Nel sistema sanzionatorio ambientale, il proprietario del sito inquinato è un soggetto diverso dal responsabile dell’inquinamento, anche se i due soggetti possono coincidere.
È sull’autore dell’inquinamento che gravano la responsabilità da illecito e gli obblighi di intervento, di bonifica e ripristinatori.
Il proprietario dell’immobile, pur incolpevole, non è immune da ogni coinvolgimento nella procedura relativa ai siti inquinati e dalle conseguenze della contaminazione: se gli obblighi di bonifica e ripristino ambientale, ovvero gli obblighi di riparazione per equivalente, gravano sul responsabile dell’inquinamento, è altrettanto vero che, in subordine, qualora il responsabile non venga individuato, ovvero risulti che non sia in grado di far fronte alle proprie obbligazioni risarcitorie, le obbligazioni risarcitorie per equivalente sono dall’ordinamento poste a carico del proprietario, ancorché incolpevole dell’inquinamento, attesa proprio la natura di onere reale degli interventi effettuati.
In base all’articolo 245 codice ambiente, il proprietario, ancorché non responsabile, può attivare volontariamente gli ulteriori interventi di messa in sicurezza, di bonifica e di ripristino ambientale.



Inoltre, ai sensi dell’articolo 253 cod. ambiente, è sul proprietario che gravano, in mancanza di individuazione del responsabile o in caso di sua infruttuosa escussione, le conseguenze dell’inquinamento e dei successivi interventi .
Nel caso di mancata individuazione del responsabile o di assenza di interventi volontari, infatti, le opere di bonifica sono realizzate dalle amministrazioni competenti  , salva, a fronte delle spese da esse sostenute, l’esistenza di un privilegio speciale immobiliare sul fondo, a tutela del credito per la bonifica e la qualificazione degli interventi relativi come onere reale sul fondo stesso, onere destinato pertanto a trasmettersi unitamente alla proprietà del terreno ai sensi del citato art. 253  cod. ambiente.
Il codice dell’ambiente — sembrerebbe — coinvolgere il proprietario a prescindere dall’accertamento della sua responsabilità per l’inquinamento.
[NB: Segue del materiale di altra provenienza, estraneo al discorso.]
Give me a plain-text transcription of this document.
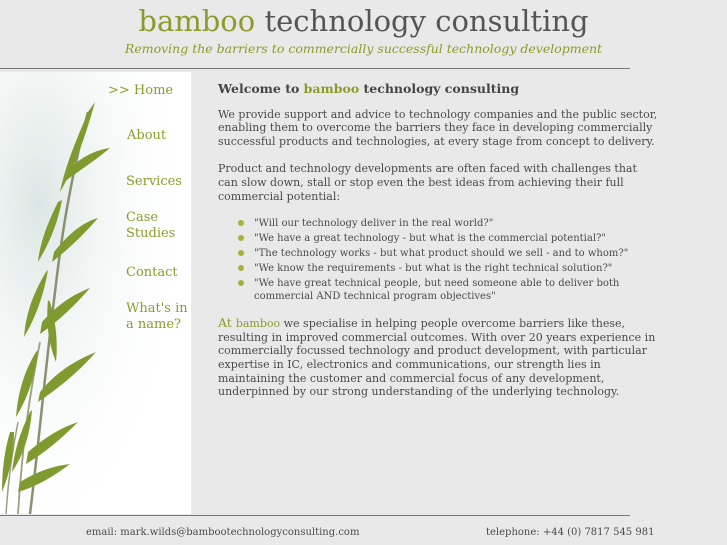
bamboo technology consulting
Removing the barriers to commercially successful technology development
>> Home
About
Services
Case
Studies
Contact
What's in
a name?
Welcome to bamboo technology consulting

We provide support and advice to technology companies and the public sector, enabling them to overcome the barriers they face in developing commercially successful products and technologies, at every stage from concept to delivery.

Product and technology developments are often faced with challenges that can slow down, stall or stop even the best ideas from achieving their full commercial potential:

"Will our technology deliver in the real world?"
"We have a great technology - but what is the commercial potential?"
"The technology works - but what product should we sell - and to whom?"
"We know the requirements - but what is the right technical solution?"
"We have great technical people, but need someone able to deliver both commercial AND technical program objectives"

At bamboo we specialise in helping people overcome barriers like these, resulting in improved commercial outcomes. With over 20 years experience in commercially focussed technology and product development, with particular expertise in IC, electronics and communications, our strength lies in maintaining the customer and commercial focus of any development, underpinned by our strong understanding of the underlying technology.

email: mark.wilds@bambootechnologyconsulting.com	telephone: +44 (0) 7817 545 981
Il coinvolgimento è necessario in rapporto alle misure di prevenzione, facoltativo per gli interventi di messa in sicurezza e ripristino ambientale, sussidiario per l’eventuale accollo delle obbligazioni risarcitorie.
L’ordinamento,  attua il principio di  chi inquina paga , ma allo stesso tempo si preoccupa di evitare che, in assenza di individuazione del responsabile ovvero di impossibilità di questi a far fronte alle proprie obbligazioni, il costo degli interventi gravi sulla collettività. Tali costi, infatti, vengono residualmente posti a carico della proprietà.
Il coinvolgimento del proprietario incolpevole nelle spese di bonifica, attraverso gli istituti dell’onere reale e del privilegio speciale, è volto proprio a responsabilizzare il soggetto che ha un particolare legame con le aree interessante, al fine di salvaguardare la salubrità dell’ambiente. Il pregiudizio economico che, in tal modo, il titolare del diritto  di proprietà è tenuto a sopportare è giustificato dalla funzione sociale che il proprietario, nel partecipare in tal modo agli interventi volti a ripristinare la salubrità, è chiamato dalla legge a compiere. Dall’insieme delle norme ricordate del codice dell’ambiente, e dal principio esposto dalla  giurisprudenza dominante emergono tre principi assolutamente condivisibili:

a) il proprietario non è estraneo alle vicende successive all’accertata contaminazione dell’immobile oggetto del suo diritto;

 b) egli è tenuto ad attuare le misure di prevenzione necessarie;

 c) egli può, anche in vista delle conseguenze future in cui potrebbe incorrere ai sensi dell’articolo 253 del codice ambiente (onere reale e privilegio speciale sul bene), sempre farsi carico volontariamente degli interventi necessari.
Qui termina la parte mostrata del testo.